For example when someone says Nurse first thing that comes to mind is female right? Same concept.


----------



## RealCraftsMan (Dec 27, 2011)

Qball415 said:


> Journeyperson is both for the respect of men and women in the trade. We have many female Plumbers in my area that are journeyed out. Just a respect thing, call it what you want. Sure Journeyman is tradtional.
> For example when someone says Nurse first thing that comes to mind is female right? Same concept.


 
My license still says journeyman on it. Respect or not
 "All MEN are created equal" 
"Mankind"
The proper term would be with man in it. 
I do get what your saying...

ps in the local hall in H town there is not one female out of 1,000's acording to my uncle who has been a member there for 40 years+.


----------



## SirAdrian (Dec 14, 2011)

Working in fort mcmurray I clear $2700 a week. Working 10 and 4. 10 hour days and LOA. 
First job as a journeyman and I'm embarrassed how much money I make.


----------



## SirAdrian (Dec 14, 2011)

Just obviously not too embarrassed to brag a little. Sorry.


----------



## studmaster1 (Dec 10, 2011)

I am a non union service plumber who's worked in the trade 14 years. I always worked hourly but when I moved to a different state the only places that were hiring we're commission only jobs. I'm not the salesman type. Last year I made 107,000 without ever selling anyone they didn't want or need. But I have seen others who are flat out crooks.


----------



## user7551 (Oct 21, 2011)

RealCraftsMan said:


> My license still says journeyman on it. Respect or not
> "All MEN are created equal"
> "Mankind"
> The proper term would be with man in it.
> ...


Your uncle doesn't know what he's talking about , just call the local 68.


----------



## studmaster1 (Dec 10, 2011)

playme1979 said:


> Your uncle doesn't know what he's talking about , just call the local 68.

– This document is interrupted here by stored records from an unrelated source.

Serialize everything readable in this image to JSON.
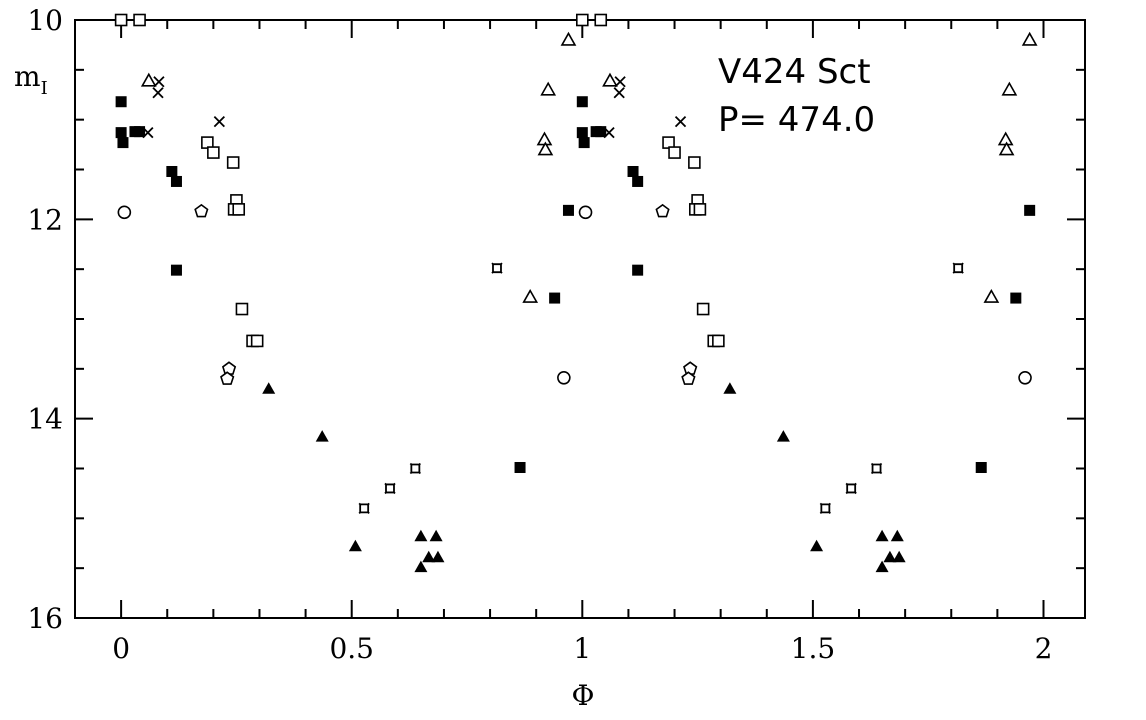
{
  "chart_data": {
    "type": "scatter",
    "title": "",
    "xlabel": "Φ",
    "ylabel": "m",
    "ylabel_sub": "I",
    "xlim": [
      -0.1,
      2.09
    ],
    "ylim": [
      10,
      16
    ],
    "y_inverted": true,
    "grid": false,
    "x_ticks": [
      "0",
      "0.5",
      "1",
      "1.5",
      "2"
    ],
    "x_tick_values": [
      0,
      0.5,
      1,
      1.5,
      2
    ],
    "y_ticks": [
      "10",
      "12",
      "14",
      "16"
    ],
    "y_tick_values": [
      10,
      12,
      14,
      16
    ],
    "annotations": [
      "V424 Sct",
      "P= 474.0"
    ],
    "phase_repeated": true,
    "series": [
      {
        "marker": "filled-square",
        "points": [
          [
            0,
            10.82
          ],
          [
            0,
            11.13
          ],
          [
            0.004,
            11.23
          ],
          [
            0.03,
            11.12
          ],
          [
            0.04,
            11.12
          ],
          [
            0.11,
            11.52
          ],
          [
            0.12,
            11.62
          ],
          [
            0.12,
            12.51
          ],
          [
            0.865,
            14.49
          ],
          [
            0.94,
            12.79
          ],
          [
            0.97,
            11.91
          ]
        ]
      },
      {
        "marker": "filled-triangle",
        "points": [
          [
            0.32,
            13.7
          ],
          [
            0.436,
            14.18
          ],
          [
            0.508,
            15.28
          ],
          [
            0.65,
            15.18
          ],
          [
            0.683,
            15.18
          ],
          [
            0.667,
            15.39
          ],
          [
            0.687,
            15.39
          ],
          [
            0.65,
            15.49
          ]
        ]
      },
      {
        "marker": "crossed-square",
        "points": [
          [
            0.527,
            14.9
          ],
          [
            0.583,
            14.7
          ],
          [
            0.638,
            14.5
          ],
          [
            0.815,
            12.49
          ]
        ]
      },
      {
        "marker": "open-square",
        "points": [
          [
            0.0,
            10.0
          ],
          [
            0.04,
            10.0
          ],
          [
            0.187,
            11.23
          ],
          [
            0.2,
            11.33
          ],
          [
            0.243,
            11.43
          ],
          [
            0.25,
            11.81
          ],
          [
            0.245,
            11.9
          ],
          [
            0.255,
            11.9
          ],
          [
            0.262,
            12.9
          ],
          [
            0.285,
            13.22
          ],
          [
            0.295,
            13.22
          ]
        ]
      },
      {
        "marker": "open-pentagon",
        "points": [
          [
            0.174,
            11.92
          ],
          [
            0.234,
            13.5
          ],
          [
            0.23,
            13.6
          ]
        ]
      },
      {
        "marker": "open-circle",
        "points": [
          [
            0.007,
            11.93
          ],
          [
            0.96,
            13.59
          ]
        ]
      },
      {
        "marker": "open-triangle",
        "points": [
          [
            0.06,
            10.61
          ],
          [
            0.887,
            12.78
          ],
          [
            0.918,
            11.2
          ],
          [
            0.92,
            11.3
          ],
          [
            0.926,
            10.7
          ],
          [
            0.97,
            10.2
          ]
        ]
      },
      {
        "marker": "cross",
        "points": [
          [
            0.082,
            10.62
          ],
          [
            0.08,
            10.73
          ],
          [
            0.058,
            11.13
          ],
          [
            0.213,
            11.02
          ]
        ]
      }
    ]
  }
}
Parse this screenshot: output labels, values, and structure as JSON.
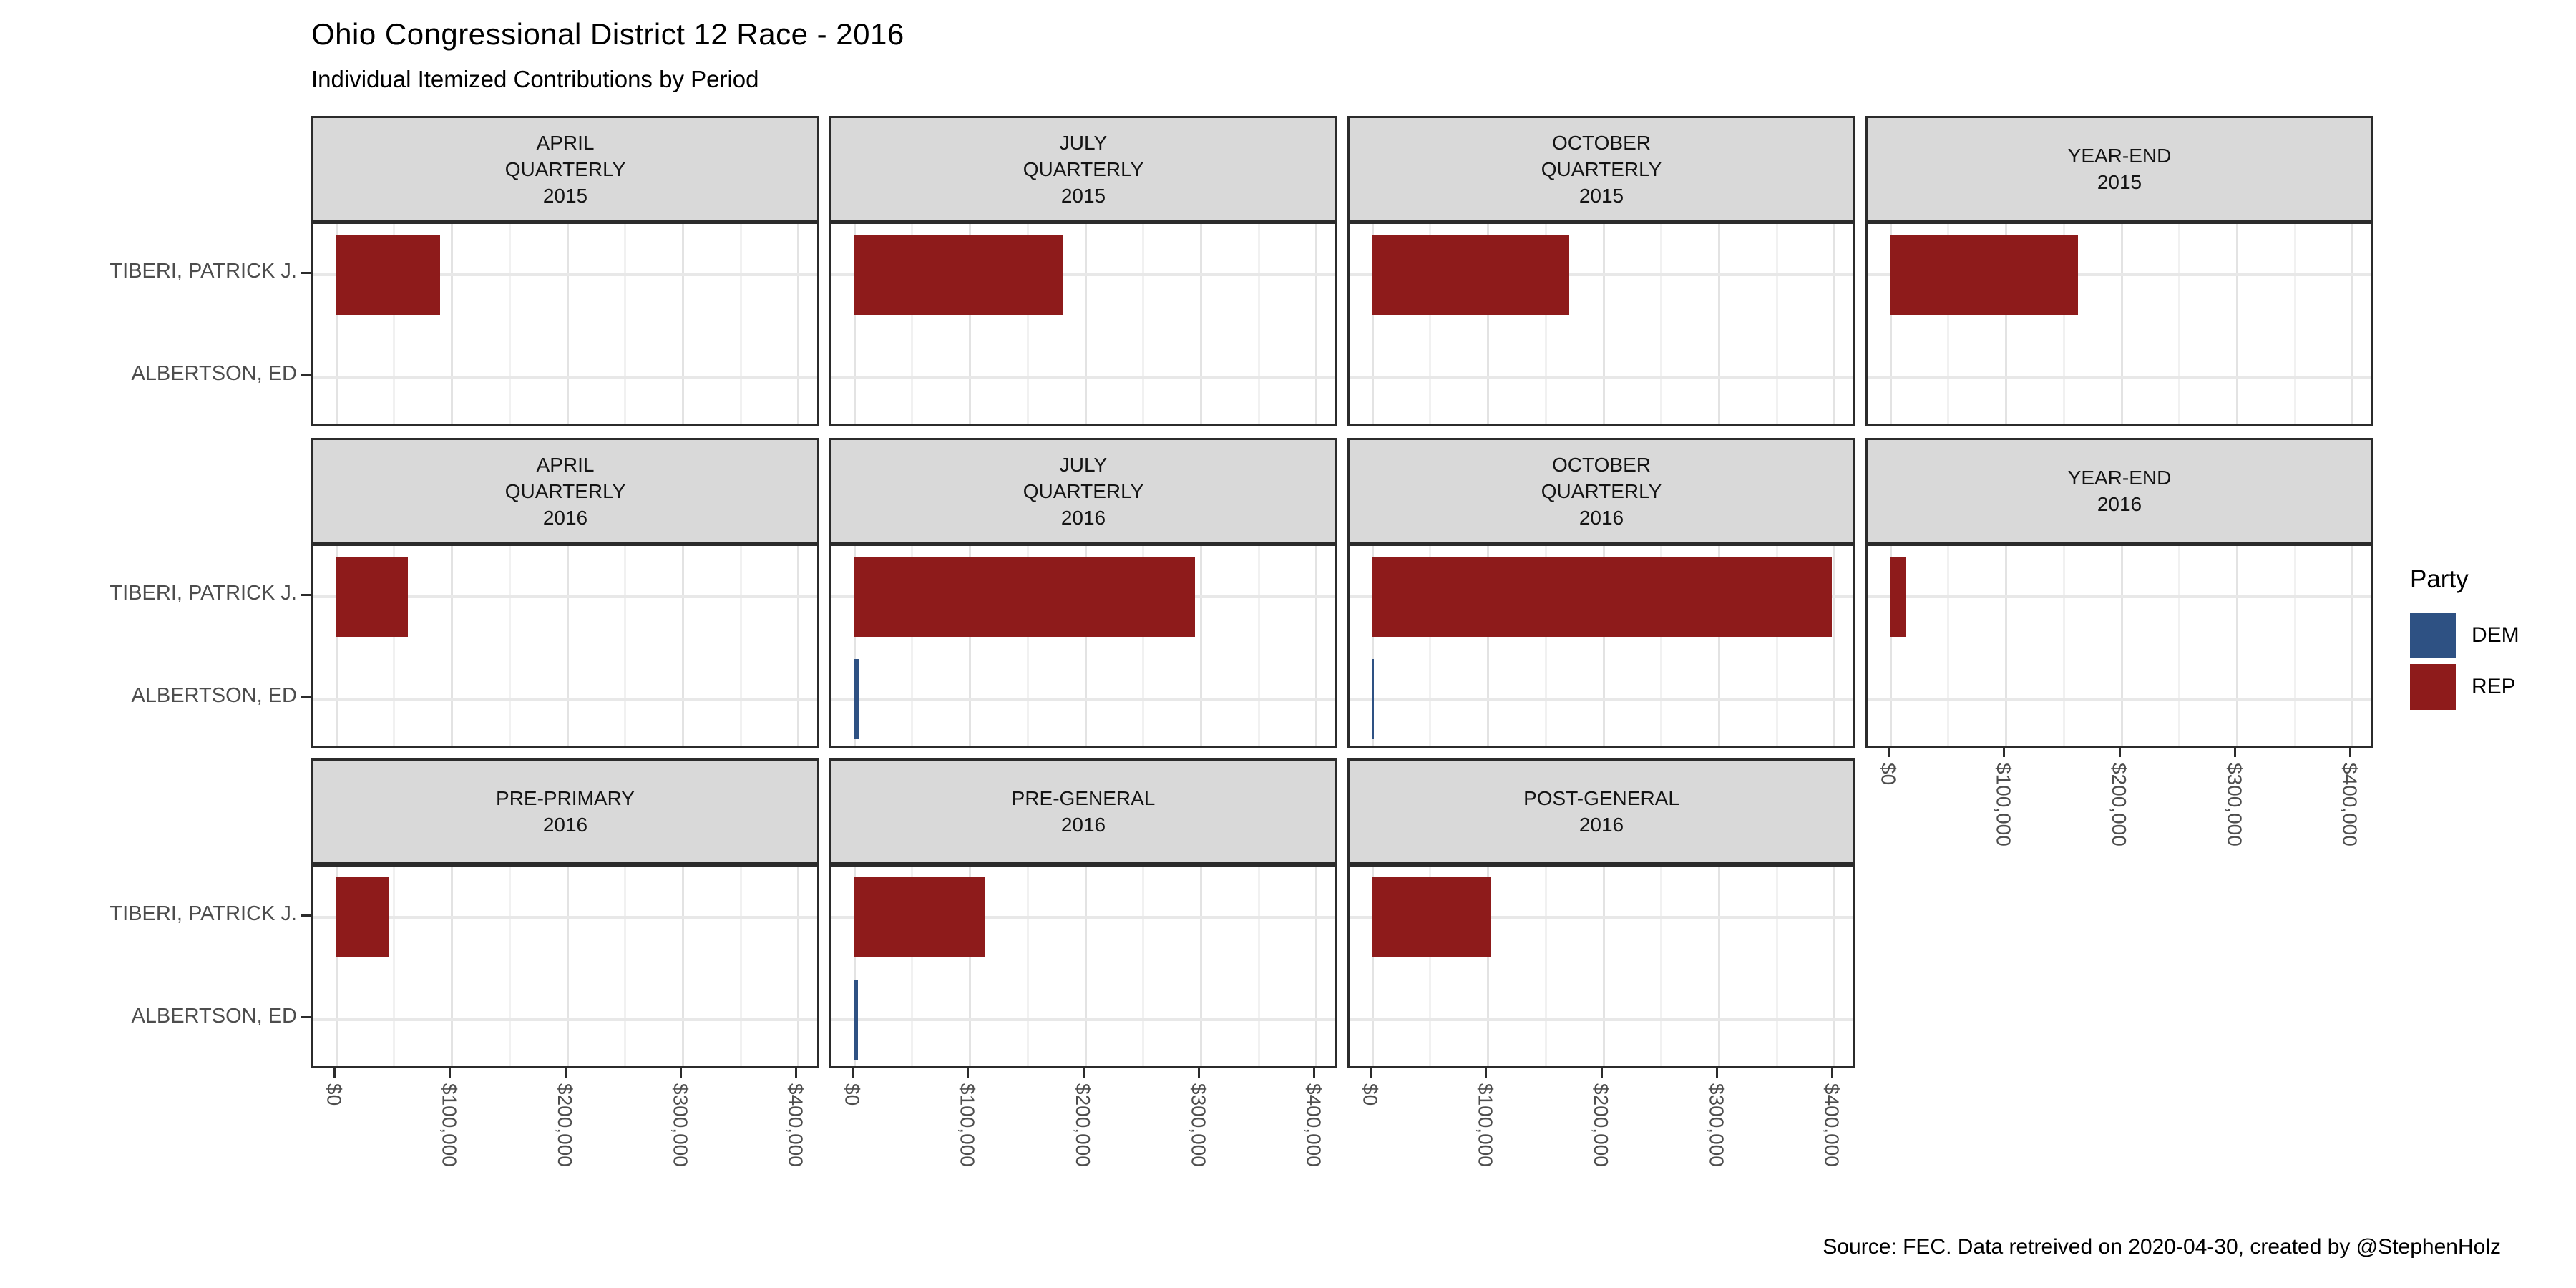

Your discriminating against transexual plumbers. Shame on you. In proper English you refer to asexual objects in the masculine, Also the official title is journeyman not journeyperson. If we want to just start changing the names of things, just for the heck of it I am now a doctor instead of a plumber.. Don't try and change terminology because you are trying to be pc. That's just going overboard. Actually I take that back, let's try journeyhomosapien. Yeah that sounds about right. Signed - the dr.


----------



## Qball415 (Nov 20, 2010)

studmaster1 said:


> Your discriminating against transexual plumbers. Shame on you. In proper English you refer to asexual objects in the masculine, Also the official title is journeyman not journeyperson. If we want to just start changing the names of things, just for the heck of it I am now a doctor instead of a plumber.. Don't try and change terminology because you are trying to be pc. That's just going overboard. Actually I take that back, let's try journeyhomosapien. Yeah that sounds about right. Signed - the dr.


K.M.A Doc.


----------



## Qball415 (Nov 20, 2010)

A certified Journeyperson is recognized as a qualified and skilled person in a trade and is entitled to the wages and benefits associated with that trade. A Journeyperson is allowed to train and act as a mentor to a registered apprentice.
Google it....


----------



## plumberkc (Jun 23, 2011)

The more I think about this article the more it pisses me off. It's encouraging people to become handymen. Just what we need... more handymen. It also suggest that a handyman makes the same amount of money as a licensed plumber. No way they make $50K a year, they all work for cash anyways.


----------



## studmaster1 (Dec 10, 2011)

Qball415 said:


> A certified Journeyperson is recognized as a qualified and skilled person in a trade and is entitled to the wages and benefits associated with that trade. A Journeyperson is allowed to train and act as a mentor to a registered apprentice.
> Google it....


As I am now a Dr. I looked up journeyman in websters dictionary (I googled it) and also the American Heritage Dictionary where both definitions existed, couldn't find one for journey person, in fact it's not even in my spell check. However if you feel the need to invent a word to make yourself feel better robada to you. I was an English major in college but I appreciate the attempt at a lesson. I am puzzled at your request to K.M.A., is that a code that you want me to kill your aunt?


----------